Here is the description of my problem:

I want to read a big file, about 6.3GB, all to memory using the read system call in C, but an error occurs. Here is the code:

#include <stdio.h>
#include <stdlib.h>
#include <errno.h>
#include <string.h>
#include <unistd.h>
#include <assert.h>
#include <sys/types.h>
#include <sys/stat.h>
#include <fcntl.h>
#include <limits.h>

int main(int argc, char* argv[]) {
    int _fd = open(argv[1], O_RDONLY, (mode_t) 0400);
    if (_fd == -1)
        return 1;
    off_t size = lseek(_fd, 0, SEEK_END);
    printf("total size: %lld\n", size);
    lseek(_fd, 0, SEEK_SET);
    char *buffer = malloc(size);
    assert(buffer);
    off_t total = 0;
    ssize_t ret = read(_fd, buffer, size);
    if (ret != size) {
        printf("read fail, %lld, reason:%s\n", ret, strerror(errno));
        printf("int max: %d\n", INT_MAX);
    }
}

And compile it with:

gcc read_test.c

then run with:

./a.out bigfile

output:

total size: 6685526352
read fail, 2147479552, reason:Success
int max: 2147483647

The system environment is

 3.10.0_1-0-0-8 #1 SMP Thu Oct 29 13:04:32 CST 2015 x86_64 x86_64 x86_64 GNU/Linux

There two places I don't understand:

  1. Reading fails on a big file, but not on a small file.
  2. Even if there is an error, it seems that the errno is not correctly set.

Solution

  • The read system call can return a smaller number than the requested size for multiple reasons, a positive non zero return value is not an error, errno is not set in this case, its value is indeterminate. You should keep reading in a loop until read returns 0 for end of file or -1 for an error. It is a very common bug to rely on read to read a complete block in a single call, even from regular files. Use fread for simpler semantics.

    You print the value of INT_MAX, which is irrelevant to your issue. The size of off_t and size_t are the interesting ones. On your platform, 64 bit GNU/Linux, you are lucky that both off_t and size_t are 64 bit long. ssize_t has the same size as size_t by definition.

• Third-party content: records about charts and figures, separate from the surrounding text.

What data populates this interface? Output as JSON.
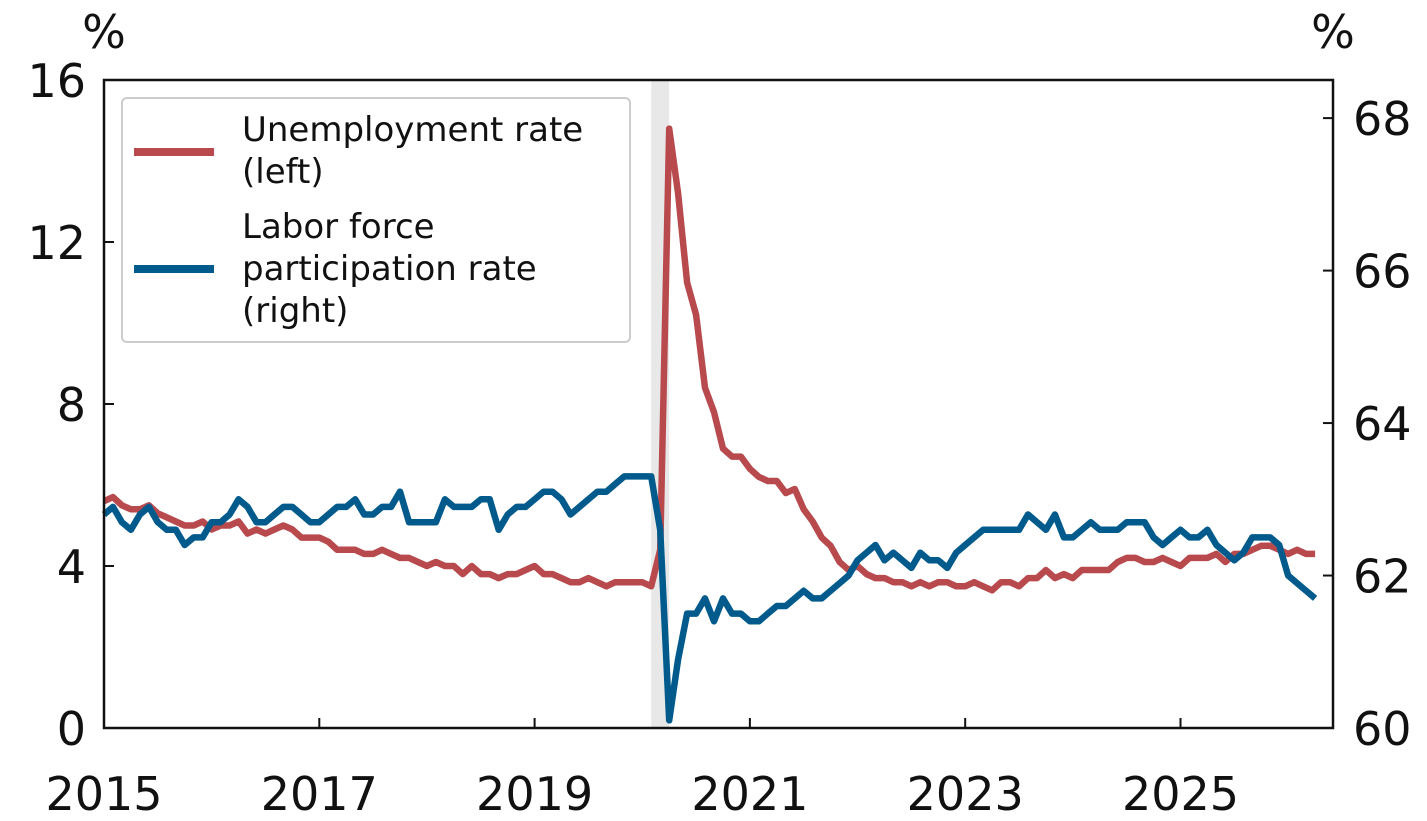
{
  "chart_data": {
    "type": "line",
    "title": "",
    "xlabel": "",
    "left_unit": "%",
    "right_unit": "%",
    "x_ticks": [
      "2015",
      "2017",
      "2019",
      "2021",
      "2023",
      "2025"
    ],
    "xlim": [
      "2015-01",
      "2026-06"
    ],
    "y_left": {
      "lim": [
        0,
        16
      ],
      "ticks": [
        "0",
        "4",
        "8",
        "12",
        "16"
      ]
    },
    "y_right": {
      "lim": [
        60,
        68.5
      ],
      "ticks": [
        "60",
        "62",
        "64",
        "66",
        "68"
      ]
    },
    "shaded_periods": [
      {
        "start": "2020-02",
        "end": "2020-04",
        "color": "#d9d9d9"
      }
    ],
    "legend": {
      "position": "top-left",
      "entries": [
        {
          "lines": [
            "Unemployment rate",
            "(left)"
          ],
          "color": "#b84a4e"
        },
        {
          "lines": [
            "Labor force",
            "participation rate",
            "(right)"
          ],
          "color": "#005a8c"
        }
      ]
    },
    "series": [
      {
        "name": "Unemployment rate (left)",
        "axis": "left",
        "color": "#b84a4e",
        "start": "2015-01",
        "values": [
          5.6,
          5.7,
          5.5,
          5.4,
          5.4,
          5.5,
          5.3,
          5.2,
          5.1,
          5.0,
          5.0,
          5.1,
          4.9,
          5.0,
          5.0,
          5.1,
          4.8,
          4.9,
          4.8,
          4.9,
          5.0,
          4.9,
          4.7,
          4.7,
          4.7,
          4.6,
          4.4,
          4.4,
          4.4,
          4.3,
          4.3,
          4.4,
          4.3,
          4.2,
          4.2,
          4.1,
          4.0,
          4.1,
          4.0,
          4.0,
          3.8,
          4.0,
          3.8,
          3.8,
          3.7,
          3.8,
          3.8,
          3.9,
          4.0,
          3.8,
          3.8,
          3.7,
          3.6,
          3.6,
          3.7,
          3.6,
          3.5,
          3.6,
          3.6,
          3.6,
          3.6,
          3.5,
          4.4,
          14.8,
          13.2,
          11.0,
          10.2,
          8.4,
          7.8,
          6.9,
          6.7,
          6.7,
          6.4,
          6.2,
          6.1,
          6.1,
          5.8,
          5.9,
          5.4,
          5.1,
          4.7,
          4.5,
          4.1,
          3.9,
          4.0,
          3.8,
          3.7,
          3.7,
          3.6,
          3.6,
          3.5,
          3.6,
          3.5,
          3.6,
          3.6,
          3.5,
          3.5,
          3.6,
          3.5,
          3.4,
          3.6,
          3.6,
          3.5,
          3.7,
          3.7,
          3.9,
          3.7,
          3.8,
          3.7,
          3.9,
          3.9,
          3.9,
          3.9,
          4.1,
          4.2,
          4.2,
          4.1,
          4.1,
          4.2,
          4.1,
          4.0,
          4.2,
          4.2,
          4.2,
          4.3,
          4.1,
          4.3,
          4.3,
          4.4,
          4.5,
          4.5,
          4.4,
          4.3,
          4.4,
          4.3,
          4.3
        ]
      },
      {
        "name": "Labor force participation rate (right)",
        "axis": "right",
        "color": "#005a8c",
        "start": "2015-01",
        "values": [
          62.8,
          62.9,
          62.7,
          62.6,
          62.8,
          62.9,
          62.7,
          62.6,
          62.6,
          62.4,
          62.5,
          62.5,
          62.7,
          62.7,
          62.8,
          63.0,
          62.9,
          62.7,
          62.7,
          62.8,
          62.9,
          62.9,
          62.8,
          62.7,
          62.7,
          62.8,
          62.9,
          62.9,
          63.0,
          62.8,
          62.8,
          62.9,
          62.9,
          63.1,
          62.7,
          62.7,
          62.7,
          62.7,
          63.0,
          62.9,
          62.9,
          62.9,
          63.0,
          63.0,
          62.6,
          62.8,
          62.9,
          62.9,
          63.0,
          63.1,
          63.1,
          63.0,
          62.8,
          62.9,
          63.0,
          63.1,
          63.1,
          63.2,
          63.3,
          63.3,
          63.3,
          63.3,
          62.6,
          60.1,
          60.9,
          61.5,
          61.5,
          61.7,
          61.4,
          61.7,
          61.5,
          61.5,
          61.4,
          61.4,
          61.5,
          61.6,
          61.6,
          61.7,
          61.8,
          61.7,
          61.7,
          61.8,
          61.9,
          62.0,
          62.2,
          62.3,
          62.4,
          62.2,
          62.3,
          62.2,
          62.1,
          62.3,
          62.2,
          62.2,
          62.1,
          62.3,
          62.4,
          62.5,
          62.6,
          62.6,
          62.6,
          62.6,
          62.6,
          62.8,
          62.7,
          62.6,
          62.8,
          62.5,
          62.5,
          62.6,
          62.7,
          62.6,
          62.6,
          62.6,
          62.7,
          62.7,
          62.7,
          62.5,
          62.4,
          62.5,
          62.6,
          62.5,
          62.5,
          62.6,
          62.4,
          62.3,
          62.2,
          62.3,
          62.5,
          62.5,
          62.5,
          62.4,
          62.0,
          61.9,
          61.8,
          61.7
        ]
      }
    ]
  }
}
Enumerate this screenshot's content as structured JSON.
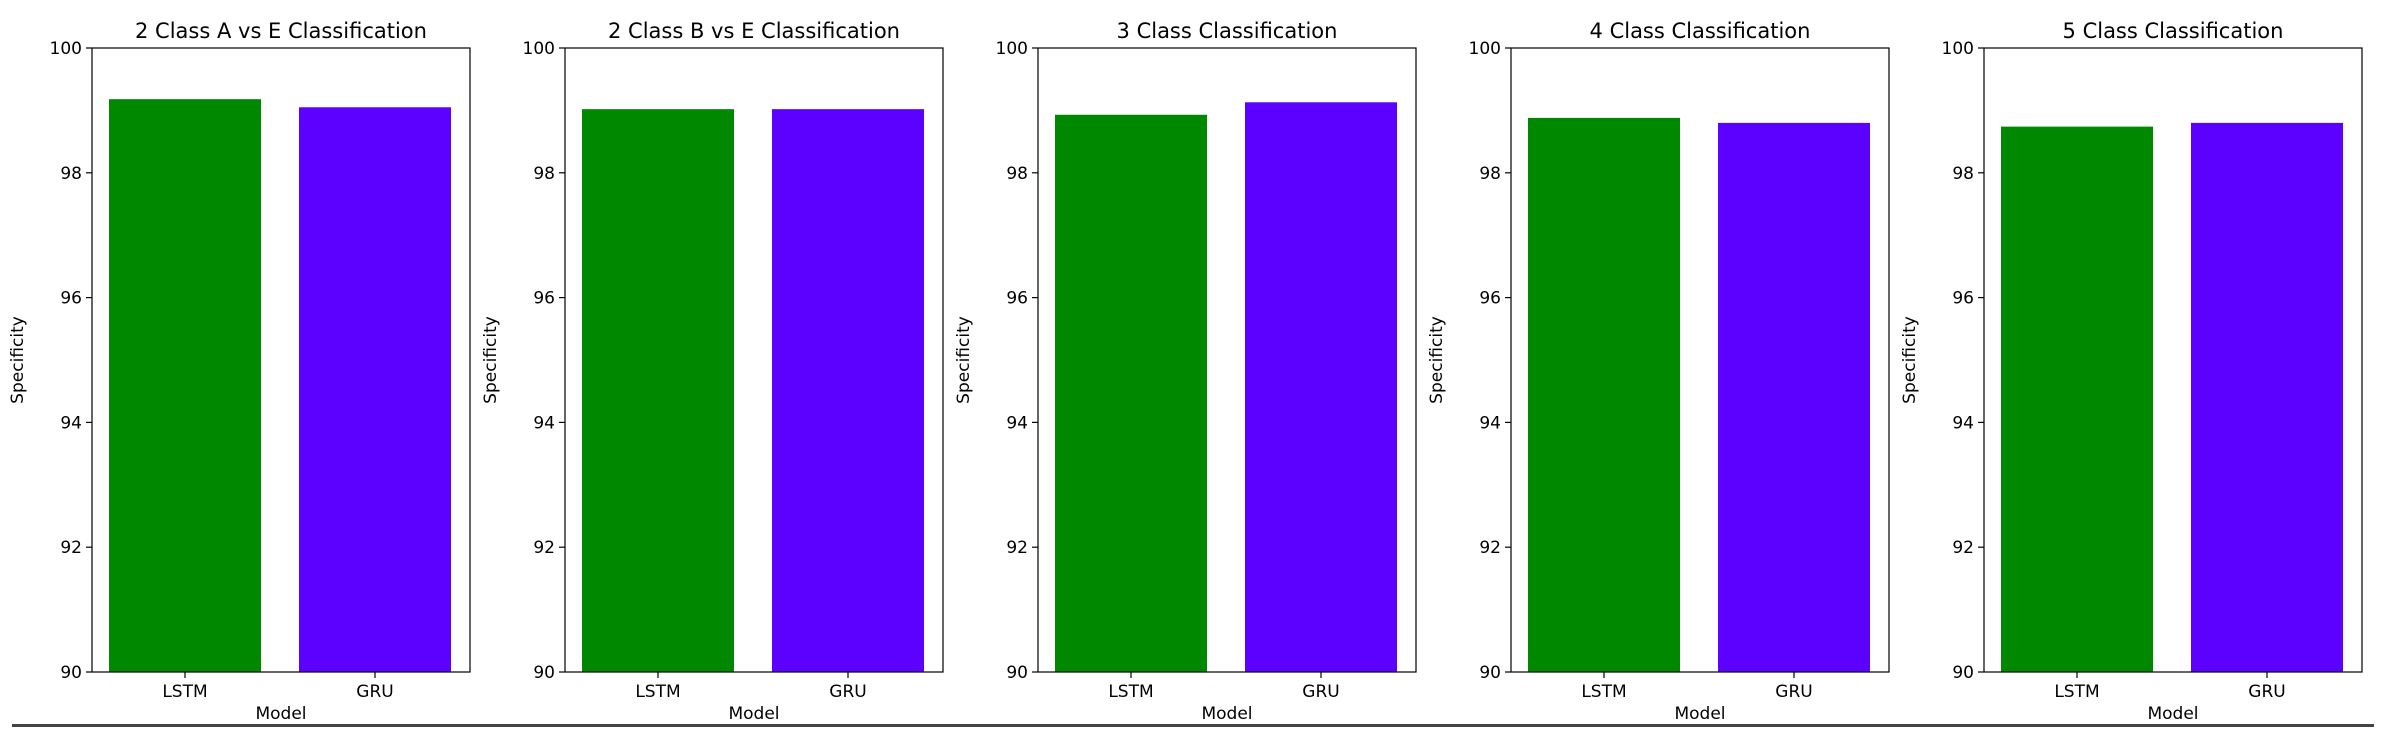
{
  "chart_data": [
    {
      "type": "bar",
      "title": "2 Class A vs E Classification",
      "xlabel": "Model",
      "ylabel": "Specificity",
      "categories": [
        "LSTM",
        "GRU"
      ],
      "values": [
        99.18,
        99.05
      ],
      "colors": [
        "#008800",
        "#5c00ff"
      ],
      "ylim": [
        90,
        100
      ],
      "yticks": [
        90,
        92,
        94,
        96,
        98,
        100
      ],
      "grid": false
    },
    {
      "type": "bar",
      "title": "2 Class B vs E Classification",
      "xlabel": "Model",
      "ylabel": "Specificity",
      "categories": [
        "LSTM",
        "GRU"
      ],
      "values": [
        99.02,
        99.02
      ],
      "colors": [
        "#008800",
        "#5c00ff"
      ],
      "ylim": [
        90,
        100
      ],
      "yticks": [
        90,
        92,
        94,
        96,
        98,
        100
      ],
      "grid": false
    },
    {
      "type": "bar",
      "title": "3 Class Classification",
      "xlabel": "Model",
      "ylabel": "Specificity",
      "categories": [
        "LSTM",
        "GRU"
      ],
      "values": [
        98.93,
        99.13
      ],
      "colors": [
        "#008800",
        "#5c00ff"
      ],
      "ylim": [
        90,
        100
      ],
      "yticks": [
        90,
        92,
        94,
        96,
        98,
        100
      ],
      "grid": false
    },
    {
      "type": "bar",
      "title": "4 Class Classification",
      "xlabel": "Model",
      "ylabel": "Specificity",
      "categories": [
        "LSTM",
        "GRU"
      ],
      "values": [
        98.88,
        98.8
      ],
      "colors": [
        "#008800",
        "#5c00ff"
      ],
      "ylim": [
        90,
        100
      ],
      "yticks": [
        90,
        92,
        94,
        96,
        98,
        100
      ],
      "grid": false
    },
    {
      "type": "bar",
      "title": "5 Class Classification",
      "xlabel": "Model",
      "ylabel": "Specificity",
      "categories": [
        "LSTM",
        "GRU"
      ],
      "values": [
        98.74,
        98.8
      ],
      "colors": [
        "#008800",
        "#5c00ff"
      ],
      "ylim": [
        90,
        100
      ],
      "yticks": [
        90,
        92,
        94,
        96,
        98,
        100
      ],
      "grid": false
    }
  ]
}
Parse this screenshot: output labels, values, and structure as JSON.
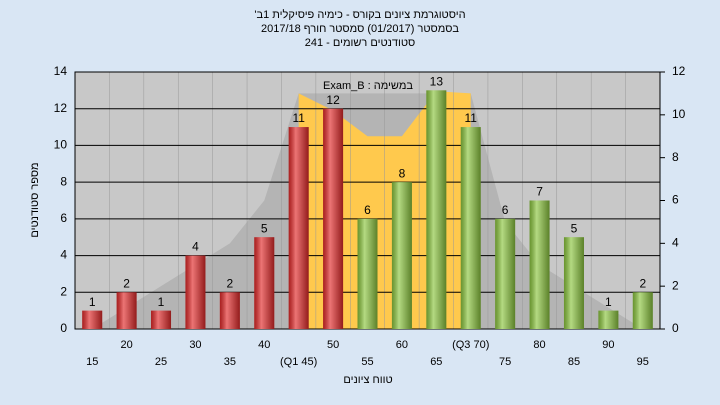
{
  "chart_data": {
    "type": "bar",
    "title": "היסטוגרמת ציונים בקורס - כימיה פיסיקלית 1ב'",
    "subtitle": [
      "בסמסטר (01/2017) סמסטר חורף 2017/18",
      "סטודנטים רשומים - 241"
    ],
    "annotation": "במשימה : Exam_B",
    "x_label": "טווח ציונים",
    "y_label": "מספר סטודנטים",
    "categories": [
      15,
      20,
      25,
      30,
      35,
      40,
      "(Q1 45)",
      50,
      55,
      60,
      65,
      "(Q3 70)",
      75,
      80,
      85,
      90,
      95
    ],
    "values": [
      1,
      2,
      1,
      4,
      2,
      5,
      11,
      12,
      6,
      8,
      13,
      11,
      6,
      7,
      5,
      1,
      2
    ],
    "colors": [
      "#e22a2a",
      "#e22a2a",
      "#e22a2a",
      "#e22a2a",
      "#e22a2a",
      "#e22a2a",
      "#e22a2a",
      "#e22a2a",
      "#8cc63f",
      "#8cc63f",
      "#8cc63f",
      "#8cc63f",
      "#8cc63f",
      "#8cc63f",
      "#8cc63f",
      "#8cc63f",
      "#8cc63f"
    ],
    "areas": [
      {
        "color": "#b4b4b4",
        "axis": "y2",
        "values": [
          0,
          1,
          2,
          3,
          4,
          6,
          11,
          11,
          11,
          11,
          11,
          11,
          5,
          3,
          2,
          1,
          0
        ]
      },
      {
        "color": "#ffc94d",
        "axis": "y2",
        "values": [
          null,
          null,
          null,
          null,
          null,
          null,
          11,
          10.2,
          9,
          9,
          11.1,
          11,
          null,
          null,
          null,
          null,
          null
        ]
      }
    ],
    "ylim": [
      0,
      14
    ],
    "yticks": [
      0,
      2,
      4,
      6,
      8,
      10,
      12,
      14
    ],
    "y2lim": [
      0,
      12
    ],
    "y2ticks": [
      0,
      2,
      4,
      6,
      8,
      10,
      12
    ],
    "grid": true
  }
}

On other 64 bit platforms, off_t might be smaller than size_t, preventing correct assessment of the file size, or size_t might be smaller than off_t, letting malloc allocate a block smaller than the file size. Note that in this case, read will be passed the same smaller size because size would be silently truncated in both calls.